Tribunal Administratif d'Orléans — Décision N° TA45-2600446

lundi 2 février 2026

JuridictionTribunal Administratif d'Orléans
SectionTribunal Administratif d'Orléans
N° DossierTA45-2600446
TypeDécision
RecoursExcès de pouvoir
PublicationC
FormationReconduite à la frontière
Avocat requérantSELARL BAUR ET ASSOCIÉS

Résumé IA

Le Tribunal administratif d'Orléans a annulé la décision refusant les conditions matérielles d'accueil (CMA) à un demandeur d'asile. Le tribunal a jugé que l'Office français de l'immigration et de l'intégration (OFII) avait commis une erreur de droit en considérant que le requérant avait déposé sa demande hors délai, alors qu'un doute sérieux existait sur la date réelle de son entrée en France. Cette décision s'appuie sur les articles L. 551-9 et L. 551-15 du code de l'entrée et du séjour des étrangers et du droit d'asile, relatifs aux conditions d'octroi et de refus des CMA.

Texte intégral

Vu la procédure suivante :

Par une requête, enregistrée le 27 janvier 2026, M. A... B..., représenté par Me Kanté (Selarl Baur et associés), demande au tribunal :

1°) d’annuler la décision du 21 janvier 2026 par laquelle la directrice territoriale d’Orléans de l’Office français de l’immigration et de l’intégration lui a refusé le bénéfice des conditions matérielles d’accueil ;

2°) de lui accorder le bénéfice des conditions matérielles d’accueil ;

3°) de mettre à la charge de l’État une somme de 2 500 euros au titre de l’article L. 761-1 du code de justice administrative.

M. B... soutient que la décision contestée :
- est entachée d’un défaut d’examen sérieux de sa situation ;
- est insuffisamment motivée ;
- est entachée d’une erreur de droit tiré de la méconnaissance de l’article L. 551-9 du code de l’entrée et du séjour des étrangers et du droit d’asile.


Par un mémoire en défense, enregistré le 2 février 2026, le directeur général de l’Office français de l’immigration et de l’intégration conclut au rejet de la requête.

Il soutient qu’aucun des moyens soulevés par M. B... n’est fondé.

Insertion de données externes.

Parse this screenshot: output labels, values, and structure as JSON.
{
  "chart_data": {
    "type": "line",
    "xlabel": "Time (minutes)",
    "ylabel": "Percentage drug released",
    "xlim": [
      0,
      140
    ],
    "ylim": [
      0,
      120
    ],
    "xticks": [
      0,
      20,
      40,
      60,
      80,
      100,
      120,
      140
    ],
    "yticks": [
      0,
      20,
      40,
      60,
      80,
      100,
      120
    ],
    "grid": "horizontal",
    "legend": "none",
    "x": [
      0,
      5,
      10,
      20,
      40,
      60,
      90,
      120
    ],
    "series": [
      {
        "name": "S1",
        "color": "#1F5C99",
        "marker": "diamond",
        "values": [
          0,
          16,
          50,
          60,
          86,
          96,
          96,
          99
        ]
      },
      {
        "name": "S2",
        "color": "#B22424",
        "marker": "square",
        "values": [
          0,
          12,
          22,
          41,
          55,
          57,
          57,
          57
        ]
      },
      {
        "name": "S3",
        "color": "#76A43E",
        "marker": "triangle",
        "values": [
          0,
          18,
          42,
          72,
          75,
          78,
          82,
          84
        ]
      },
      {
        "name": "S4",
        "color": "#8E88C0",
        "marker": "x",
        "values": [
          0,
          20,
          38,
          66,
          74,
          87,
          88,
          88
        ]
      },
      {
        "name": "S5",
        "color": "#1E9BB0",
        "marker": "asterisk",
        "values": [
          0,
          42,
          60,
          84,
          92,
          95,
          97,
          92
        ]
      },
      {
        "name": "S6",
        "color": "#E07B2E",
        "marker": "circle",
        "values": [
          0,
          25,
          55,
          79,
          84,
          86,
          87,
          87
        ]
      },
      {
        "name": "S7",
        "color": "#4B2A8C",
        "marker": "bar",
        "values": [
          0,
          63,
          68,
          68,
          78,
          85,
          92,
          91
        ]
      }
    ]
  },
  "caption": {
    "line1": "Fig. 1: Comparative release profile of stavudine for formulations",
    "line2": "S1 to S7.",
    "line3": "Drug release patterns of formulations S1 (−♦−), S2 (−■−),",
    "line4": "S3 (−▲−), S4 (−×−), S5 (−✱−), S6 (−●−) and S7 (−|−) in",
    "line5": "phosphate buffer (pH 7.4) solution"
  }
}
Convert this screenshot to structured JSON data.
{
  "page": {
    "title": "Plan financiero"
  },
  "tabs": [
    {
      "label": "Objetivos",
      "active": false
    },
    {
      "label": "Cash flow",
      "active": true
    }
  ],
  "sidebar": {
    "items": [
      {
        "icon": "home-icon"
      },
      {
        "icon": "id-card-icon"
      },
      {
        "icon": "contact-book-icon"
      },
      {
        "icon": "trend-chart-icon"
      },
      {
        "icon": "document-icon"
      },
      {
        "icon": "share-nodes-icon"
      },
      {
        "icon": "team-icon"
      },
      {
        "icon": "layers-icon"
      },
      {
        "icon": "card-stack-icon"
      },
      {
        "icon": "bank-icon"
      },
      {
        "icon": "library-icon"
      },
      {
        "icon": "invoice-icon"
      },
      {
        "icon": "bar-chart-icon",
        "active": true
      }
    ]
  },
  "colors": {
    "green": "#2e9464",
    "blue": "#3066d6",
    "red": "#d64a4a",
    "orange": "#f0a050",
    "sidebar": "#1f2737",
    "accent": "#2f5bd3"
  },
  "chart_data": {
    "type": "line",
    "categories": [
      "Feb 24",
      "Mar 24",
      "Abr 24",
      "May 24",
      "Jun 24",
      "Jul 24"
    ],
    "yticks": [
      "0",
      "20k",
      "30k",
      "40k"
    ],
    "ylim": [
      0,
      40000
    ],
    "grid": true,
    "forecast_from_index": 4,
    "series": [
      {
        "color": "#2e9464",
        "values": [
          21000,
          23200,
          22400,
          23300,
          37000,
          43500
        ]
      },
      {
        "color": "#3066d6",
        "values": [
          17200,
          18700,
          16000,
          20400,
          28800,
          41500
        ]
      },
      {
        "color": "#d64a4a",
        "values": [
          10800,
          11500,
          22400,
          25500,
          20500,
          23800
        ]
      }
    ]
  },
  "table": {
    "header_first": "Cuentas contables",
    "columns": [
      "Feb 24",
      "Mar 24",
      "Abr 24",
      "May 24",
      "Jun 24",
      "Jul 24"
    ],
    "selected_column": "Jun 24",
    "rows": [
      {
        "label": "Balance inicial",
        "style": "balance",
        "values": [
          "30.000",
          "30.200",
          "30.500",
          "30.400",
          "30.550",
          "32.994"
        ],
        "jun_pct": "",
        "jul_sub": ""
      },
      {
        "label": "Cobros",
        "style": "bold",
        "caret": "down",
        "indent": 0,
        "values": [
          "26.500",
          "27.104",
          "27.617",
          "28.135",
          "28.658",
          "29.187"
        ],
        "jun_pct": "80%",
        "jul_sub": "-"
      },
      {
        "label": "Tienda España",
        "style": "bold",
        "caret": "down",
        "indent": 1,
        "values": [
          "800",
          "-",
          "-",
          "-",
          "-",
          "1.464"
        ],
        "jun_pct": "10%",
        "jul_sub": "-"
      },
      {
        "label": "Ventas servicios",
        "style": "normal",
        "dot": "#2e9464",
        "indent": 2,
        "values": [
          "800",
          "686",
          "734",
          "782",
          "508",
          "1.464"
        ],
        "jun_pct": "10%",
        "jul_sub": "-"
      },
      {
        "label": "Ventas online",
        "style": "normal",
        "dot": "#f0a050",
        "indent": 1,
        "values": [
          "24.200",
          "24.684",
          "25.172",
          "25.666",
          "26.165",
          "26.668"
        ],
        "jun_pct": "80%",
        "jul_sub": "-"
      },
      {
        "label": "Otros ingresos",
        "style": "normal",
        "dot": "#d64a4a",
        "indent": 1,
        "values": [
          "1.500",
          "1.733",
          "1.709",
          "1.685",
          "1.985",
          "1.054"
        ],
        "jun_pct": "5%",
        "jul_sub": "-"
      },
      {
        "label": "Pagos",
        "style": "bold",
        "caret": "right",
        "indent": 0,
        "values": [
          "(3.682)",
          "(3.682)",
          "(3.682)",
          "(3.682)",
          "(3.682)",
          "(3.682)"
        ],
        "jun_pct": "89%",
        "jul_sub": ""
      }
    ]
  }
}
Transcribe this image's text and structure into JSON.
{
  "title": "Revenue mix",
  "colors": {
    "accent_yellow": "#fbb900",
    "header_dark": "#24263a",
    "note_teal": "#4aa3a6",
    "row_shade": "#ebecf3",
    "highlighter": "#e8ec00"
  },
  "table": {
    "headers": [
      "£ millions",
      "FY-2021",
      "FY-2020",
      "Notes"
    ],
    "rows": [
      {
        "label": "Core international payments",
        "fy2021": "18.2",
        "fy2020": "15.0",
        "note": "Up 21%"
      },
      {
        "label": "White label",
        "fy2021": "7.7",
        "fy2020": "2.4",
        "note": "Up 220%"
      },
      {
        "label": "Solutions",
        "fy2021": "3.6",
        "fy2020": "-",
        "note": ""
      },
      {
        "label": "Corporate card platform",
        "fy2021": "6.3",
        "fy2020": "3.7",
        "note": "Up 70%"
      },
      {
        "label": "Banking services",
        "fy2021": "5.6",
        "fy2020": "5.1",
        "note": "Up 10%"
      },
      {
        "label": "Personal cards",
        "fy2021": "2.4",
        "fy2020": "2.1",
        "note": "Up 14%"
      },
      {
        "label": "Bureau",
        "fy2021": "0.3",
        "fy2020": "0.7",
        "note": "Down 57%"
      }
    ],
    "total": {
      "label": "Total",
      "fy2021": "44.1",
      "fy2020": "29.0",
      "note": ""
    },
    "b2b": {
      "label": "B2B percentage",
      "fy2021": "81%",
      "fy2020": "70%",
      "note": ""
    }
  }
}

Vu les autres pièces du dossier.

Vu :
- la directive n° 2013/33/UE du Parlement européen et du Conseil du 26 juin 2013 établissant des normes pour l’accueil des personnes demandant la protection internationale (refonte) ;
- la loi n° 91-647 du 10 juillet 1991 relative à l’aide juridique ;
- le code de l’entrée et du séjour des étrangers et du droit d’asile ;
- le code de justice administrative.

Le président du Tribunal a désigné M. Girard-Ratrenaharimanga, premier conseiller, pour statuer sur les requêtes relevant de la procédure prévue aux articles L. 776-1 et R. 776-1 du code de justice administrative dans leur rédaction valable à compter du 15 juillet 2024.

Les parties ont été régulièrement averties du jour de l’audience.

Ont été entendus au cours de l’audience publique :
- le rapport de M. Girard-Ratrenaharimanga ;
- et les observations de Me Kanté (Selarl Baur et associés), représentant M. B..., absent, qui conclut aux mêmes fins que la requête par les mêmes moyens.

Le directeur général de l’Office français de l’immigration et de l’intégration n’était ni présent ni représenté.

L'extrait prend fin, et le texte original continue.